Un long parcours législatif
L’élaboration de cette loi a été mouvementée. Parti de 27 articles, le texte a été enrichi pour en contenir plus d’une centaine après des débats nourris au Sénat et à l’Assemblée nationale, puis affiné lors de son passage en commission mixte paritaire (CMP). Cette CMP, composée de sept députés et sept sénateurs, a principalement vu la droite imposer des amendements clés venus à la fois de l’Assemblée et de la CMP, avec pour objectif de renforcer l’efficacité du texte.
Chiffres de la fraude et réactions politiques
Les montants avancés sont préoccupants. La fraude sociale est estimée à 14 milliards d’euros en 2025, répartie ainsi :
- 52 % de travail dissimulé
- 12 % impliquant des professionnels de santé
- 36 % liée aux assurés sociaux
Sur la fraude fiscale, les estimations évoquées par la gauche se situent entre 80 et 100 milliards d’euros.
La gauche critique ce texte, jugeant qu’il privilégie nettement la lutte contre la fraude sociale au détriment de la fraude fiscale, un déséquilibre qu’elle attribue aux travaux de la CMP. De son côté, le gouvernement, cherchant un succès politique, insiste sur le principe d’individualisation des peines, ce qui explique l’abandon de l’automaticité des pénalités.
Nouvelles mesures et objectifs chiffrés
La loi prévoit un renforcement des moyens de détection et des sanctions, des obligations supplémentaires et un meilleur partage des informations pour lutter contre la fraude. Une mesure notable permet à France Travail de suspendre les allocations chômage à titre conservatoire en cas d’indices sérieux de manœuvres frauduleuses, pour un maximum de trois mois, confirme BFMTV. Des recours sont cependant prévus pour éviter que les bénéficiaires se retrouvent privés des ressources nécessaires aux dépenses courantes du ménage.
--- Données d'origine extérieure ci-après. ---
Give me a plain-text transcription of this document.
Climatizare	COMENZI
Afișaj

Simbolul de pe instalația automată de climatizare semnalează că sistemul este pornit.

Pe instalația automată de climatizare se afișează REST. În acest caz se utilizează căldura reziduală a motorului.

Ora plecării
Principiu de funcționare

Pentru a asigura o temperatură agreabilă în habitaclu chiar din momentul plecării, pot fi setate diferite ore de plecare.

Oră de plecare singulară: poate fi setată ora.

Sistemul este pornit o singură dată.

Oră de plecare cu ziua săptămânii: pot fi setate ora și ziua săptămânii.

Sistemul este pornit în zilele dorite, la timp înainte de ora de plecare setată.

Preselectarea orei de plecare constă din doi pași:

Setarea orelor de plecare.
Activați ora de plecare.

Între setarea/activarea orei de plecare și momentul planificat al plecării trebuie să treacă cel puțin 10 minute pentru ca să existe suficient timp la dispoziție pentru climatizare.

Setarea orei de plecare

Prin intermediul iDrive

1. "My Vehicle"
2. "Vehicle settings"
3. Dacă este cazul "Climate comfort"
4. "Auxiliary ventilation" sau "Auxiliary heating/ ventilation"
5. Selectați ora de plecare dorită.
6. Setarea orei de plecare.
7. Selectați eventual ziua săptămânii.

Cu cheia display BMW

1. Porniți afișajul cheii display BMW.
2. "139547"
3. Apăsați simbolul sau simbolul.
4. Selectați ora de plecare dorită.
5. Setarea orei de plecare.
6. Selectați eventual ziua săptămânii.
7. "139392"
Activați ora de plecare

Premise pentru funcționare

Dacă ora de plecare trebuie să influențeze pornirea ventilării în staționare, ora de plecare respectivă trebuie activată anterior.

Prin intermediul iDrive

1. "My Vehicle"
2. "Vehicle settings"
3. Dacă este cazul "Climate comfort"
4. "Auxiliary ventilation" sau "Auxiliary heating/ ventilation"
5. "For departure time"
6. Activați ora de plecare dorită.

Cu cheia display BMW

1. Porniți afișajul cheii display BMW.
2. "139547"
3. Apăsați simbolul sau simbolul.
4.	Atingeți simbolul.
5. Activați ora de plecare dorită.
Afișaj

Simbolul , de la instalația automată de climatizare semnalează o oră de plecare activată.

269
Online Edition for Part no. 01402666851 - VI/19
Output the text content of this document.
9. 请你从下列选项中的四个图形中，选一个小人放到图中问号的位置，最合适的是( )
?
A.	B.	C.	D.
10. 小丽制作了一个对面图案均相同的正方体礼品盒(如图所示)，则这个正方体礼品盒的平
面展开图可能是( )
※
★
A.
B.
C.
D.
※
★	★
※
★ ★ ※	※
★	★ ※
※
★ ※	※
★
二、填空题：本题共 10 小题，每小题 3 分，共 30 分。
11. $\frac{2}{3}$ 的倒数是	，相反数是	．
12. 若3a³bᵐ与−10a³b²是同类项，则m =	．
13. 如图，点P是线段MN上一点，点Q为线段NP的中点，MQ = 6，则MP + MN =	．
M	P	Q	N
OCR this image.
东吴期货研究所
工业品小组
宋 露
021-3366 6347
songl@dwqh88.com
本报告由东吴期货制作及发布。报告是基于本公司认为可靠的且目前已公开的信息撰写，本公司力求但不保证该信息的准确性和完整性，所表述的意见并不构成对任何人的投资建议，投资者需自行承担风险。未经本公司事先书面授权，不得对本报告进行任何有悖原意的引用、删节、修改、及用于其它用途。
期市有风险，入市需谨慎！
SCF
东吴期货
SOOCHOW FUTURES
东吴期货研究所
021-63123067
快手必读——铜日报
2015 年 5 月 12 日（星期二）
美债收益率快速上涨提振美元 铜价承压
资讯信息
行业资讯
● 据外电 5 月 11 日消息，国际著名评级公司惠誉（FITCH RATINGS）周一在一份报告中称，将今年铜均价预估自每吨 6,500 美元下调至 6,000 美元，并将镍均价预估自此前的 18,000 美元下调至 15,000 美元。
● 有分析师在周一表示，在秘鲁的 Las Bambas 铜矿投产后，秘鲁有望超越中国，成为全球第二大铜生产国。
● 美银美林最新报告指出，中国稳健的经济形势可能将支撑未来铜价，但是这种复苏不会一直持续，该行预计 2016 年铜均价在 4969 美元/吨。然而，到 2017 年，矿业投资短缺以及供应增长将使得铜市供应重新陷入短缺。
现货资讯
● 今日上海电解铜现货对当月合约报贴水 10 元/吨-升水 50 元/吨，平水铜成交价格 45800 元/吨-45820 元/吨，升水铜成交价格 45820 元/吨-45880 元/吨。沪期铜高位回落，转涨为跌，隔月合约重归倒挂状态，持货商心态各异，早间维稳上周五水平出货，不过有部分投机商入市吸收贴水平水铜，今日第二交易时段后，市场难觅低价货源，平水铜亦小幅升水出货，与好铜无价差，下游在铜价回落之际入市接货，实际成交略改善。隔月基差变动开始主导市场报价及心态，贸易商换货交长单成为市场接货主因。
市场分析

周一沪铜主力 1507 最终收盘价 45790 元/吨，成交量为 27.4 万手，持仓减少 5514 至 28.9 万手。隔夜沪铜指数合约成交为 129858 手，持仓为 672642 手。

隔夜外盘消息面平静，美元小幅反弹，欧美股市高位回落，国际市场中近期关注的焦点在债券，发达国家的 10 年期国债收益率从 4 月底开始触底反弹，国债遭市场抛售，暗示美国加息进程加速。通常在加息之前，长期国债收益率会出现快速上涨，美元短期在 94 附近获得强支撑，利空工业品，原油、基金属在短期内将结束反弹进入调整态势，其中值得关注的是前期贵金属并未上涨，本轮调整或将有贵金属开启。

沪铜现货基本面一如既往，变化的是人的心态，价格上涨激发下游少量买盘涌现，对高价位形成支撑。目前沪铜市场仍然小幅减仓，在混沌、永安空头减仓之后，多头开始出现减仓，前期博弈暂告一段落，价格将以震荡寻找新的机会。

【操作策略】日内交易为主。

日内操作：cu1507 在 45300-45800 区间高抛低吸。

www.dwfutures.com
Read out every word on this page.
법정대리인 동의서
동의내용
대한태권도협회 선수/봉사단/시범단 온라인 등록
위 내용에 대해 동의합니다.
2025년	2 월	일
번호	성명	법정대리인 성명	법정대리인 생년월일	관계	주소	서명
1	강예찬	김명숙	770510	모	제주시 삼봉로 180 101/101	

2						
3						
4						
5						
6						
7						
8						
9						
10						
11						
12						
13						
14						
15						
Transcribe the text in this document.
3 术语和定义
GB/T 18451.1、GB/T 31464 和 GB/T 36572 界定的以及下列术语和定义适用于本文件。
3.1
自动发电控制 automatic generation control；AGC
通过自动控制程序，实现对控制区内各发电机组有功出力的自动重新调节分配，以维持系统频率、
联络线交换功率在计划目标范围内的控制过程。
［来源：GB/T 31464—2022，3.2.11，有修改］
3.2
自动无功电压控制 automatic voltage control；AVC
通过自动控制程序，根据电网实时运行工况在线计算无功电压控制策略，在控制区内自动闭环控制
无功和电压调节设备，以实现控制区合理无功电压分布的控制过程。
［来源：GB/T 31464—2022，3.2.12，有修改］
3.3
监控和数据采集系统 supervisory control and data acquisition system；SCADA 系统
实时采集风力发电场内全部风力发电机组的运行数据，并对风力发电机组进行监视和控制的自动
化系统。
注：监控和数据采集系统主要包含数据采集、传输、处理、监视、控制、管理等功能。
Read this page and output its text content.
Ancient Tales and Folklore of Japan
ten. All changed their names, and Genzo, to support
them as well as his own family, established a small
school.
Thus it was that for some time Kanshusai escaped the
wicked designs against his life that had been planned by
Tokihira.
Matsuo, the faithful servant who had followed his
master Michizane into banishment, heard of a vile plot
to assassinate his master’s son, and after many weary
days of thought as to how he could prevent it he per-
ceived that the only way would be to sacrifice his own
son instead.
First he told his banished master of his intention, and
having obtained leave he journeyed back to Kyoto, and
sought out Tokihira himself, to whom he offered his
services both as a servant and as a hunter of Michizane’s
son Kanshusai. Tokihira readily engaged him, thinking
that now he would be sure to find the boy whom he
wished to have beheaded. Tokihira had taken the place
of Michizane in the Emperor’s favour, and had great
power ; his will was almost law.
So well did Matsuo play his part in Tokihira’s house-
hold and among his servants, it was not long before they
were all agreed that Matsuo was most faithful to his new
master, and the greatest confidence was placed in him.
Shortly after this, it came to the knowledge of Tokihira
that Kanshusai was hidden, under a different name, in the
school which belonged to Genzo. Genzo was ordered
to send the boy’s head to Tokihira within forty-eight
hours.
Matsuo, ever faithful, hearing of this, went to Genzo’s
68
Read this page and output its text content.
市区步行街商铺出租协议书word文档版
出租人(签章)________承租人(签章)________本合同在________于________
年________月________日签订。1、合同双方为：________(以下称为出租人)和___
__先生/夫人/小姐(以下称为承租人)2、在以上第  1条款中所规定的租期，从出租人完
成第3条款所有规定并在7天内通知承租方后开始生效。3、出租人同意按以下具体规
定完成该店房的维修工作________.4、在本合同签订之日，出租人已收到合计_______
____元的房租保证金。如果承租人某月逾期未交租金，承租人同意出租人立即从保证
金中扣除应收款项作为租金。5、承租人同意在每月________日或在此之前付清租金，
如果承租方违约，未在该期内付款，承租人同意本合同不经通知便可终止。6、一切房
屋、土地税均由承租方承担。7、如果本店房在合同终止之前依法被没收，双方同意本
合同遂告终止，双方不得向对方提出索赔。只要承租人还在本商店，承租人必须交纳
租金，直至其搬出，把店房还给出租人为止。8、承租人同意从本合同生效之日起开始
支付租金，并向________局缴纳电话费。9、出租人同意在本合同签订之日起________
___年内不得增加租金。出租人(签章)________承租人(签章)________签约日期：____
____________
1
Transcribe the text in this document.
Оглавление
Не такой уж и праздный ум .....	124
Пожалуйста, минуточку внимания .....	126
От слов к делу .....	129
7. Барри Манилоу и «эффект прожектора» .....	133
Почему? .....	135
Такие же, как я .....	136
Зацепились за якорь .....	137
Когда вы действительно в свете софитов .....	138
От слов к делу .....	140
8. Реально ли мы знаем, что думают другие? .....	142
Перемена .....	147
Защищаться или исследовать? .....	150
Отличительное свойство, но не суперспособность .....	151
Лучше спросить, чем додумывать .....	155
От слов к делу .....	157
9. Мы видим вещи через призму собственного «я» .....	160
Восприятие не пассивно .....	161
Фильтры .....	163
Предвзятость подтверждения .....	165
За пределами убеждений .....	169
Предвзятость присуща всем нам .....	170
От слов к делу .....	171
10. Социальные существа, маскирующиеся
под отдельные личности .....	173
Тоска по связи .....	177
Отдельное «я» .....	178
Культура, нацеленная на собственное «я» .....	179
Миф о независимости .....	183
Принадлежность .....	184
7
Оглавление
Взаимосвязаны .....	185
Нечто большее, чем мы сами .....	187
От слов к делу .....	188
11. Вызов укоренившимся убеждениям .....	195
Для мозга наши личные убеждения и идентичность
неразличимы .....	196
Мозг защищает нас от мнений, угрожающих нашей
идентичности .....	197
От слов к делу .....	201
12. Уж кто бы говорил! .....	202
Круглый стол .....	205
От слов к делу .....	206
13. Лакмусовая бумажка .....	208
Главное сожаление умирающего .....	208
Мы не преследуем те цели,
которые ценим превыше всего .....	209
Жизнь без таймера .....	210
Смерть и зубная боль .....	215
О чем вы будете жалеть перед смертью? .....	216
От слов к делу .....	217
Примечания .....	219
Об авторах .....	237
Sur les prestations sociales, le dispositif initial d’automatisation des pénalités a été retravaillé en CMP, mais un relèvement des plafonds de pénalité en cas de récidive a été adopté. Les agents départementaux, l’Assurance Maladie et d’autres organismes pourraient voir élargi leur accès aux informations fiscales pour faciliter ces contrôles plus stricts.